Ao confessar a debilidade, deu oportunidade para o futebol ser diferente, de as pessoas, no fundo, serem diferentes, e, como peças de um dominó, escolherem não esperar pela morte para prestar reverência a alguém que partiu. Tão distinto no seu tempo, Sven-Göran Eriksson constatou como tanta gente optou por ser diferente enquanto o seu tempo findou.
Foi em vida que o sueco recebeu os elogios vários, ouviu palavras ternurentas e levou a sua periclitante saúde a visitar lugares que quiserem levar as eulogias até ele em vez de atrás da sua partida.

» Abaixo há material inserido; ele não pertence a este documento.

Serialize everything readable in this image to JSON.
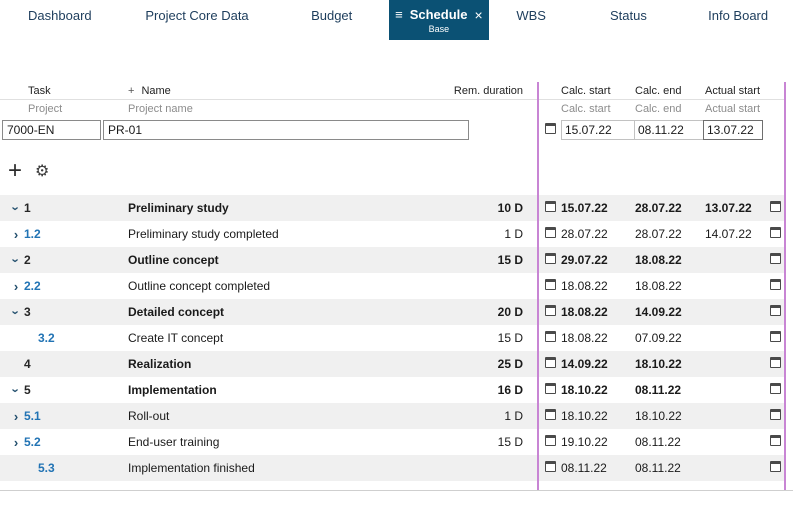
{
  "icons": {
    "menu": "≡",
    "close": "×",
    "add": "+",
    "settings": "⚙",
    "chevron": "›",
    "name_plus": "+"
  },
  "colors": {
    "active_tab_bg": "#0b5174",
    "splitter": "#c885d4",
    "link_blue": "#2173b4",
    "alt_row": "#f0f0f0"
  },
  "tabs": [
    {
      "label": "Dashboard"
    },
    {
      "label": "Project Core Data"
    },
    {
      "label": "Budget"
    },
    {
      "label": "Schedule",
      "sublabel": "Base",
      "active": true
    },
    {
      "label": "WBS"
    },
    {
      "label": "Status"
    },
    {
      "label": "Info Board"
    }
  ],
  "header": {
    "task": "Task",
    "name": "Name",
    "rem_duration": "Rem. duration",
    "calc_start": "Calc. start",
    "calc_end": "Calc. end",
    "actual_start": "Actual start"
  },
  "subheader": {
    "project": "Project",
    "project_name": "Project name",
    "calc_start": "Calc. start",
    "calc_end": "Calc. end",
    "actual_start": "Actual start"
  },
  "project_row": {
    "id": "7000-EN",
    "name": "PR-01",
    "calc_start": "15.07.22",
    "calc_end": "08.11.22",
    "actual_start": "13.07.22"
  },
  "rows": [
    {
      "task": "1",
      "name": "Preliminary study",
      "duration": "10 D",
      "calc_start": "15.07.22",
      "calc_end": "28.07.22",
      "actual_start": "13.07.22",
      "chevron": "down",
      "parent": true,
      "indent": false
    },
    {
      "task": "1.2",
      "name": "Preliminary study completed",
      "duration": "1 D",
      "calc_start": "28.07.22",
      "calc_end": "28.07.22",
      "actual_start": "14.07.22",
      "chevron": "right",
      "parent": false,
      "indent": false
    },
    {
      "task": "2",
      "name": "Outline concept",
      "duration": "15 D",
      "calc_start": "29.07.22",
      "calc_end": "18.08.22",
      "actual_start": "",
      "chevron": "down",
      "parent": true,
      "indent": false
    },
    {
      "task": "2.2",
      "name": "Outline concept completed",
      "duration": "",
      "calc_start": "18.08.22",
      "calc_end": "18.08.22",
      "actual_start": "",
      "chevron": "right",
      "parent": false,
      "indent": false
    },
    {
      "task": "3",
      "name": "Detailed concept",
      "duration": "20 D",
      "calc_start": "18.08.22",
      "calc_end": "14.09.22",
      "actual_start": "",
      "chevron": "down",
      "parent": true,
      "indent": false
    },
    {
      "task": "3.2",
      "name": "Create IT concept",
      "duration": "15 D",
      "calc_start": "18.08.22",
      "calc_end": "07.09.22",
      "actual_start": "",
      "chevron": "none",
      "parent": false,
      "indent": true
    },
    {
      "task": "4",
      "name": "Realization",
      "duration": "25 D",
      "calc_start": "14.09.22",
      "calc_end": "18.10.22",
      "actual_start": "",
      "chevron": "none",
      "parent": true,
      "indent": false
    },
    {
      "task": "5",
      "name": "Implementation",
      "duration": "16 D",
      "calc_start": "18.10.22",
      "calc_end": "08.11.22",
      "actual_start": "",
      "chevron": "down",
      "parent": true,
      "indent": false
    },
    {
      "task": "5.1",
      "name": "Roll-out",
      "duration": "1 D",
      "calc_start": "18.10.22",
      "calc_end": "18.10.22",
      "actual_start": "",
      "chevron": "right",
      "parent": false,
      "indent": false
    },
    {
      "task": "5.2",
      "name": "End-user training",
      "duration": "15 D",
      "calc_start": "19.10.22",
      "calc_end": "08.11.22",
      "actual_start": "",
      "chevron": "right",
      "parent": false,
      "indent": false
    },
    {
      "task": "5.3",
      "name": "Implementation finished",
      "duration": "",
      "calc_start": "08.11.22",
      "calc_end": "08.11.22",
      "actual_start": "",
      "chevron": "none",
      "parent": false,
      "indent": true
    }
  ]
}
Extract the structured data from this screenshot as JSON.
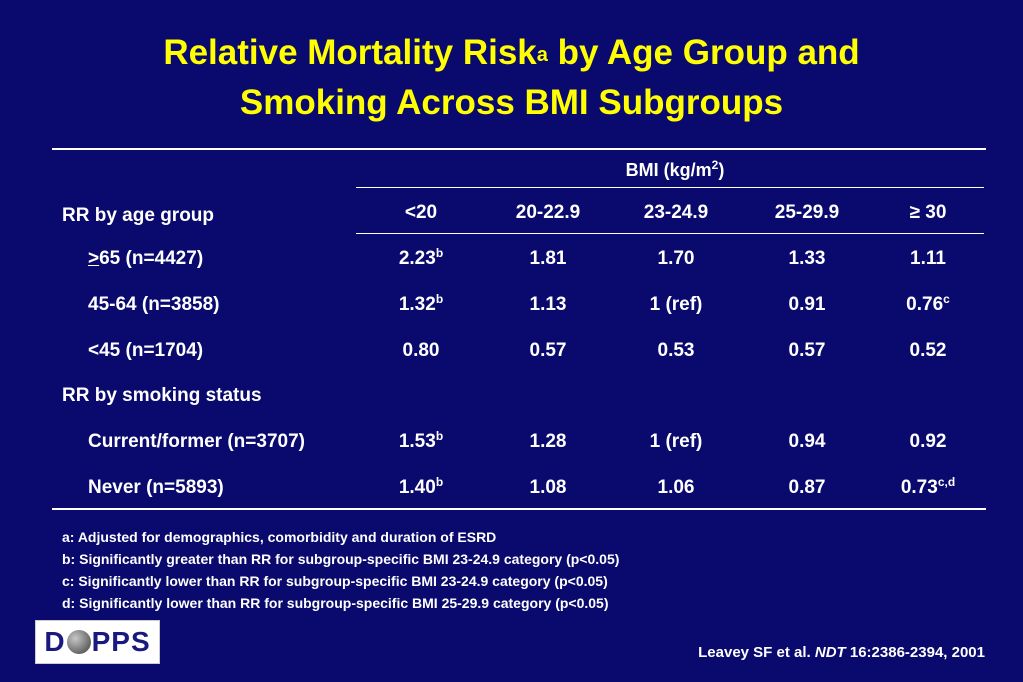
{
  "title": {
    "line1_main": "Relative Mortality Risk",
    "line1_sup": "a",
    "line1_rest": " by Age Group and",
    "line2": "Smoking Across BMI Subgroups"
  },
  "table": {
    "bmi_header_main": "BMI (kg/m",
    "bmi_header_sup": "2",
    "bmi_header_close": ")",
    "section_age": "RR by age group",
    "section_smoking": "RR by smoking status",
    "columns": [
      "<20",
      "20-22.9",
      "23-24.9",
      "25-29.9",
      "≥ 30"
    ],
    "rows": [
      {
        "label": "65 (n=4427)",
        "label_prefix": ">",
        "cells": [
          {
            "v": "2.23",
            "sup": "b"
          },
          {
            "v": "1.81",
            "sup": ""
          },
          {
            "v": "1.70",
            "sup": ""
          },
          {
            "v": "1.33",
            "sup": ""
          },
          {
            "v": "1.11",
            "sup": ""
          }
        ]
      },
      {
        "label": "45-64 (n=3858)",
        "label_prefix": "",
        "cells": [
          {
            "v": "1.32",
            "sup": "b"
          },
          {
            "v": "1.13",
            "sup": ""
          },
          {
            "v": "1 (ref)",
            "sup": ""
          },
          {
            "v": "0.91",
            "sup": ""
          },
          {
            "v": "0.76",
            "sup": "c"
          }
        ]
      },
      {
        "label": "<45 (n=1704)",
        "label_prefix": "",
        "cells": [
          {
            "v": "0.80",
            "sup": ""
          },
          {
            "v": "0.57",
            "sup": ""
          },
          {
            "v": "0.53",
            "sup": ""
          },
          {
            "v": "0.57",
            "sup": ""
          },
          {
            "v": "0.52",
            "sup": ""
          }
        ]
      },
      {
        "label": "Current/former (n=3707)",
        "label_prefix": "",
        "cells": [
          {
            "v": "1.53",
            "sup": "b"
          },
          {
            "v": "1.28",
            "sup": ""
          },
          {
            "v": "1 (ref)",
            "sup": ""
          },
          {
            "v": "0.94",
            "sup": ""
          },
          {
            "v": "0.92",
            "sup": ""
          }
        ]
      },
      {
        "label": "Never (n=5893)",
        "label_prefix": "",
        "cells": [
          {
            "v": "1.40",
            "sup": "b"
          },
          {
            "v": "1.08",
            "sup": ""
          },
          {
            "v": "1.06",
            "sup": ""
          },
          {
            "v": "0.87",
            "sup": ""
          },
          {
            "v": "0.73",
            "sup": "c,d"
          }
        ]
      }
    ]
  },
  "footnotes": [
    "a: Adjusted for demographics, comorbidity and duration of ESRD",
    "b: Significantly greater than RR for subgroup-specific BMI 23-24.9 category (p<0.05)",
    "c: Significantly lower than RR for subgroup-specific BMI 23-24.9 category (p<0.05)",
    "d: Significantly lower than RR for subgroup-specific BMI 25-29.9 category (p<0.05)"
  ],
  "logo": {
    "left": "D",
    "right": "PPS"
  },
  "citation": {
    "authors": "Leavey SF et al. ",
    "journal": "NDT",
    "ref": " 16:2386-2394, 2001"
  },
  "colors": {
    "background": "#0a0a6e",
    "title": "#ffff00",
    "text": "#ffffff"
  }
}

Eriksson esteve em Lisboa a emocionar-se com a homenagem do Benfica, em pleno Estádio da Luz; foi treinador do Liverpool por um dia, como era o seu sonho, numa partida de gala organizada pelo clube; regressou a Roma, onde comandou os dois clubes da cidade, para presenciar outra homenagem da Lazio, onde foi campeão de Itália.
De lágrima em lágrima, com gestos a arrebatarem-lhe o fôlego, os meses foram sucedendo e Eriksson testemunhando a queda de muralhas que mais vezes deveriam ruir, no futebol e na vida. Antes de partir, o sueco, primeiro estrangeiro a treinar a seleção de Inglaterra (entre 2001 e 2006), encheu a bagagem da estima em que as pessoas o tinham, aquela que sem darmos por isso se vai acumulando num qualquer canto das nossas consciências até que damos por ela quando é tarde demais para a fazer chegar a quem se dirige.